| Rosemary Dzuvichu in Kolkata on Wednesday. Picture by Sayantan Ghosh |
Calcutta, March 20: “I was suspended twice from my job. I have received life threats at times in my two decades of activism. But the journey has to go on. There is still a lot to achieve, a lot to change,” said Rosemary Dzuvichu, adviser to Naga Mothers Association and professor at Nagaland University.
But her role in Nagaland society has been much greater than just teaching at the university. Dzuvichu has in the last two decades fought several battles for empowerment of women.
In this journey, this single mother of three had served as the first president of Lhisema Khel Gazetted Officers’ body and as president of the Kohima district Mahila Congress, which drafted its first manifesto for women during her tenure.
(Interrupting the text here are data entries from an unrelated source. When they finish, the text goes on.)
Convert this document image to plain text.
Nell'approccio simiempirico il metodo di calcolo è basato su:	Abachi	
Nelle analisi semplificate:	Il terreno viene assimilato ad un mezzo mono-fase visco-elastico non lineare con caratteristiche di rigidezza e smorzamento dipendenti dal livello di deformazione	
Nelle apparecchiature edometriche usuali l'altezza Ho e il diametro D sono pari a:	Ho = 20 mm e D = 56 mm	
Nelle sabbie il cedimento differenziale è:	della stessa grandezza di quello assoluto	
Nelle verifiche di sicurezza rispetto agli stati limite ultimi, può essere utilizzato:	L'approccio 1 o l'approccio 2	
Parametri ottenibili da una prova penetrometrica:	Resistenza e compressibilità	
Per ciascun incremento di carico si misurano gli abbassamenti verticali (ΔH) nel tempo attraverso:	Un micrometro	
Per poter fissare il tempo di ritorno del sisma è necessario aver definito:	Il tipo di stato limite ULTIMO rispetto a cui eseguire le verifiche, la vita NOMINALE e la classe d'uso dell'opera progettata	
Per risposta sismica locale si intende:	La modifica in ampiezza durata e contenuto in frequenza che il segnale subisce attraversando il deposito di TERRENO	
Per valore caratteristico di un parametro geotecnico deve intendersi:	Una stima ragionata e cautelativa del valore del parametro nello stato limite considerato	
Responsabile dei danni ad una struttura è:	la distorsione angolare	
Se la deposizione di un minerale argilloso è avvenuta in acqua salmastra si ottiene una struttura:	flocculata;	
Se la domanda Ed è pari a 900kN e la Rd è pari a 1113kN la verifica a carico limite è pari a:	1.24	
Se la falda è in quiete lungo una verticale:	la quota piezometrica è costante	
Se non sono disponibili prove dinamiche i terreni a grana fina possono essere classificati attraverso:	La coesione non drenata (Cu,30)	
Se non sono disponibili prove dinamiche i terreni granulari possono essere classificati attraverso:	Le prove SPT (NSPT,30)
Now with the Naga Mothers Association, she is fighting for 33 per cent reservation for women in the municipal council.
Today, she was speaking here at an interactive event, Our Voice Our Journey, organised by the American Center in association with Aspen Institute India. The interaction is an attempt at bringing together voices of women across cultures, transcending borders. And the organisers mention that their selection of speakers was based on one criterion: those who have travelled the extra mile fighting for their rights.
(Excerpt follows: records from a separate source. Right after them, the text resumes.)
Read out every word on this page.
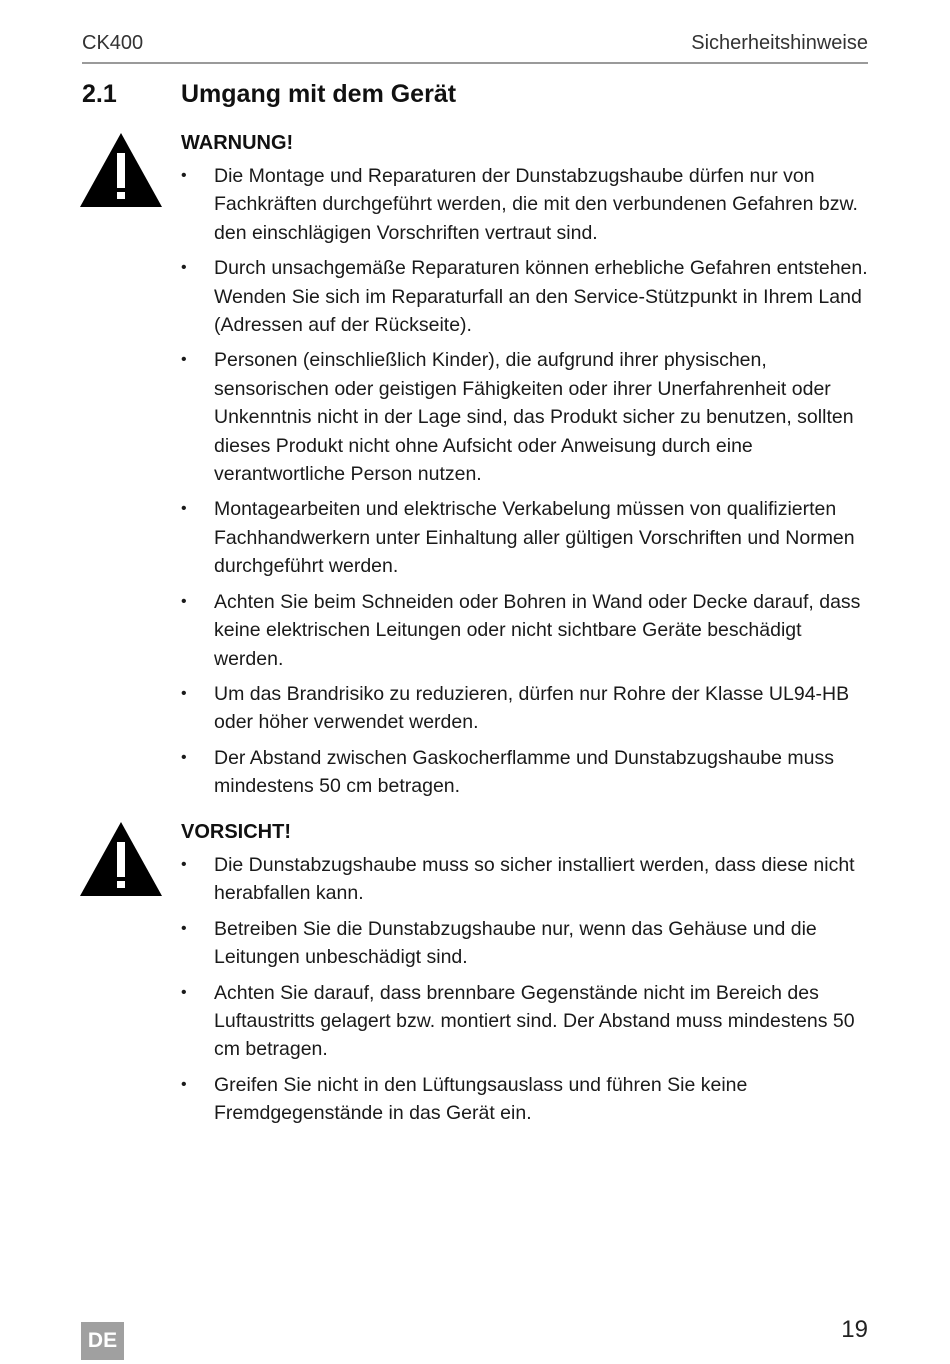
CK400	Sicherheitshinweise
2.1	Umgang mit dem Gerät
WARNUNG!
• Die Montage und Reparaturen der Dunstabzugshaube dürfen nur von Fachkräften durchgeführt werden, die mit den verbundenen Gefahren bzw. den einschlägigen Vorschriften vertraut sind.
• Durch unsachgemäße Reparaturen können erhebliche Gefahren entstehen. Wenden Sie sich im Reparaturfall an den Service-Stützpunkt in Ihrem Land (Adressen auf der Rückseite).
• Personen (einschließlich Kinder), die aufgrund ihrer physischen, sensorischen oder geistigen Fähigkeiten oder ihrer Unerfahrenheit oder Unkenntnis nicht in der Lage sind, das Produkt sicher zu benutzen, sollten dieses Produkt nicht ohne Aufsicht oder Anweisung durch eine verantwortliche Person nutzen.
• Montagearbeiten und elektrische Verkabelung müssen von qualifizierten Fachhandwerkern unter Einhaltung aller gültigen Vorschriften und Normen durchgeführt werden.
• Achten Sie beim Schneiden oder Bohren in Wand oder Decke darauf, dass keine elektrischen Leitungen oder nicht sichtbare Geräte beschädigt werden.
• Um das Brandrisiko zu reduzieren, dürfen nur Rohre der Klasse UL94-HB oder höher verwendet werden.
• Der Abstand zwischen Gaskocherflamme und Dunstabzugshaube muss mindestens 50 cm betragen.
VORSICHT!
• Die Dunstabzugshaube muss so sicher installiert werden, dass diese nicht herabfallen kann.
• Betreiben Sie die Dunstabzugshaube nur, wenn das Gehäuse und die Leitungen unbeschädigt sind.
• Achten Sie darauf, dass brennbare Gegenstände nicht im Bereich des Luftaustritts gelagert bzw. montiert sind. Der Abstand muss mindestens 50 cm betragen.
• Greifen Sie nicht in den Lüftungsauslass und führen Sie keine Fremdgegenstände in das Gerät ein.
19
DE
The other speakers were Sohini Chakraborty, founder director of Kolkata Sanvad, independent filmmaker and director Kaveri Kaul and author and former reporter of New Orleans Times Fatima Shaik. Dzuvichu said that her journey is intricately associated with the journey of Nagaland in the last two decades. She said over the years enormous amounts of money have been pumped into Nagaland but without anyone being accountable for it. This has resulted in no tangible development and rampant corruption. “When I took up the issue of corruption in Nagaland University I was suspended. Only after we met the CBI chief in Delhi was the investigation started again,” she said.
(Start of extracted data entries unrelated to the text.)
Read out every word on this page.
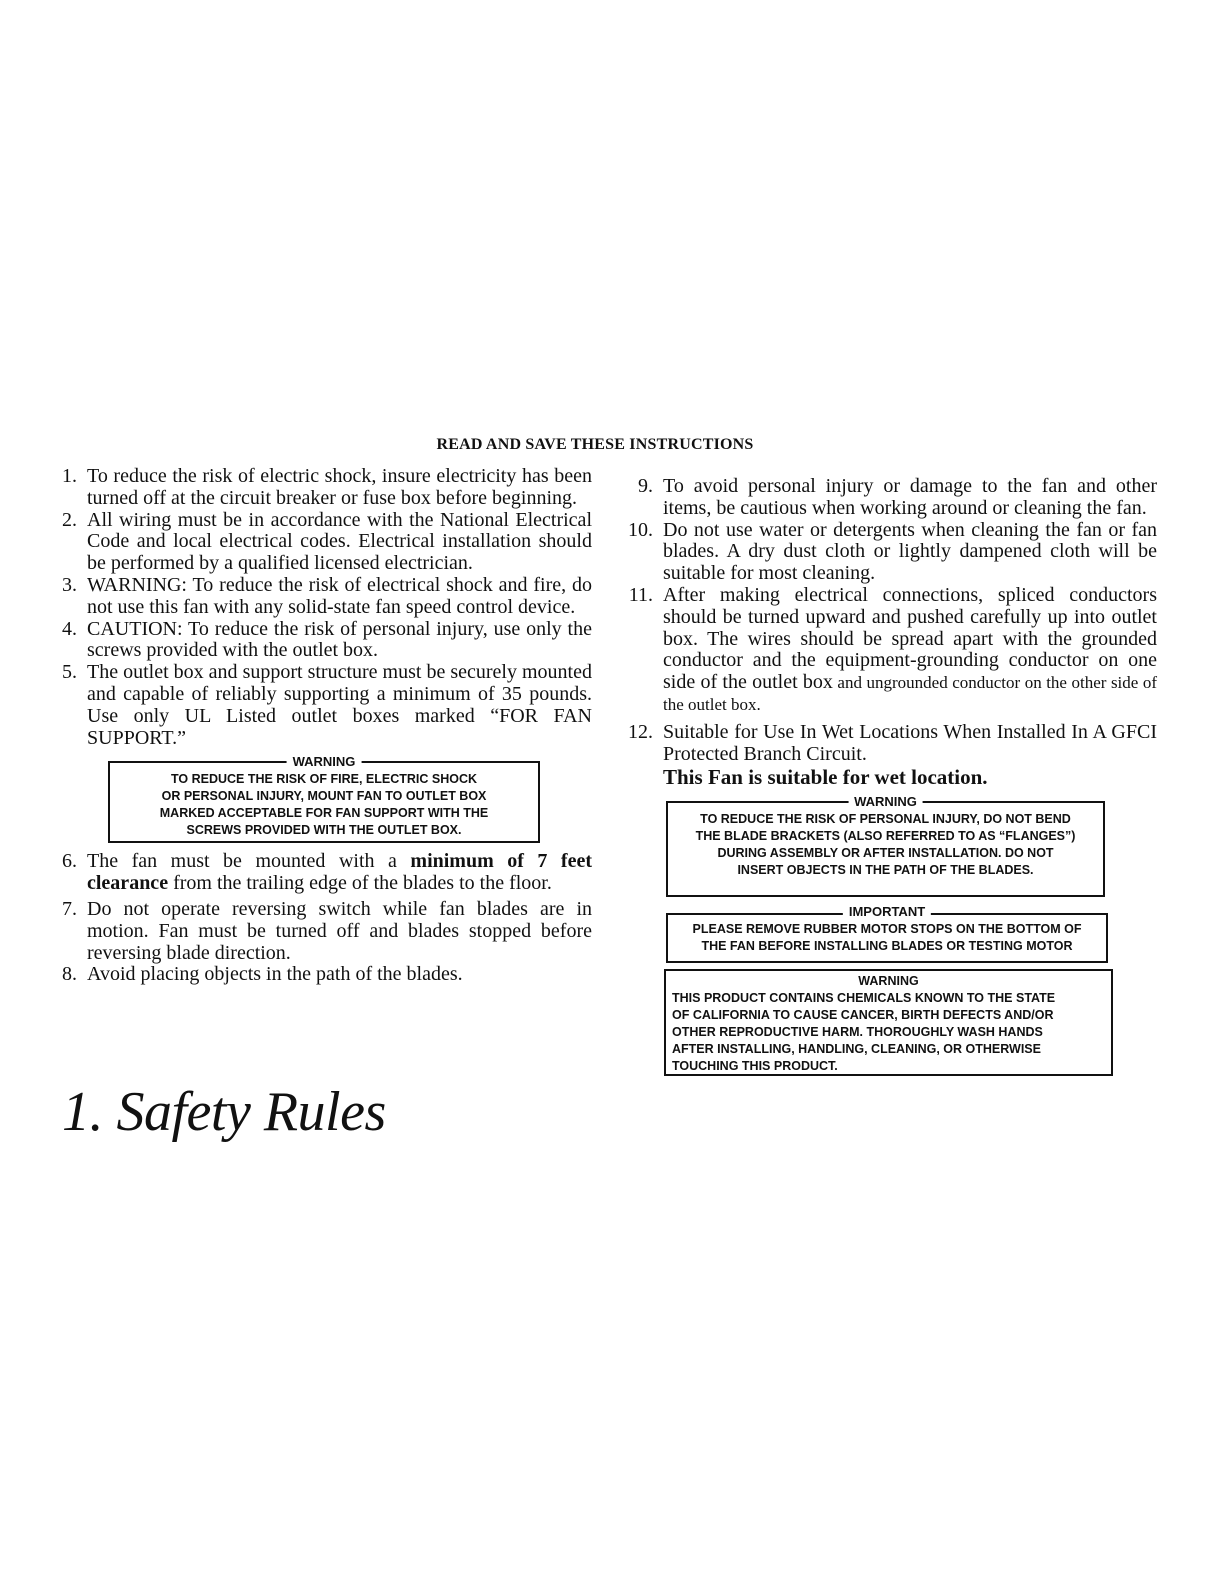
READ AND SAVE THESE INSTRUCTIONS
1. To reduce the risk of electric shock, insure electricity has been turned off at the circuit breaker or fuse box before beginning.
2. All wiring must be in accordance with the National Electrical Code and local electrical codes. Electrical installation should be performed by a qualified licensed electrician.
3. WARNING: To reduce the risk of electrical shock and fire, do not use this fan with any solid-state fan speed control device.
4. CAUTION: To reduce the risk of personal injury, use only the screws provided with the outlet box.
5. The outlet box and support structure must be securely mounted and capable of reliably supporting a minimum of 35 pounds. Use only UL Listed outlet boxes marked “FOR FAN SUPPORT.”
WARNING
TO REDUCE THE RISK OF FIRE, ELECTRIC SHOCK
OR PERSONAL INJURY, MOUNT FAN TO OUTLET BOX
MARKED ACCEPTABLE FOR FAN SUPPORT WITH THE
SCREWS PROVIDED WITH THE OUTLET BOX.
6. The fan must be mounted with a minimum of 7 feet clearance from the trailing edge of the blades to the floor.
7. Do not operate reversing switch while fan blades are in motion. Fan must be turned off and blades stopped before reversing blade direction.
8. Avoid placing objects in the path of the blades.
9. To avoid personal injury or damage to the fan and other items, be cautious when working around or cleaning the fan.
10. Do not use water or detergents when cleaning the fan or fan blades. A dry dust cloth or lightly dampened cloth will be suitable for most cleaning.
11. After making electrical connections, spliced conductors should be turned upward and pushed carefully up into outlet box. The wires should be spread apart with the grounded conductor and the equipment-grounding conductor on one side of the outlet box and ungrounded conductor on the other side of the outlet box.
12. Suitable for Use In Wet Locations When Installed In A GFCI Protected Branch Circuit.
This Fan is suitable for wet location.
WARNING
TO REDUCE THE RISK OF PERSONAL INJURY, DO NOT BEND
THE BLADE BRACKETS (ALSO REFERRED TO AS “FLANGES”)
DURING ASSEMBLY OR AFTER INSTALLATION. DO NOT
INSERT OBJECTS IN THE PATH OF THE BLADES.
IMPORTANT
PLEASE REMOVE RUBBER MOTOR STOPS ON THE BOTTOM OF
THE FAN BEFORE INSTALLING BLADES OR TESTING MOTOR
WARNING
THIS PRODUCT CONTAINS CHEMICALS KNOWN TO THE STATE
OF CALIFORNIA TO CAUSE CANCER, BIRTH DEFECTS AND/OR
OTHER REPRODUCTIVE HARM. THOROUGHLY WASH HANDS
AFTER INSTALLING, HANDLING, CLEANING, OR OTHERWISE
TOUCHING THIS PRODUCT.
1. Safety Rules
The activist who was quite disturbed by the recent gang rape in Delhi said that she thinks the subsequent protests were a positive development. “But to change things, one must be in touch with the larger reality of society. Reality of how patriarchy works in villages of this country and at every level. It is important that the activists understand this because change has to be brought at every level — from family to the National Commission for Women and is possible only through interactions and sensitisation,” she said.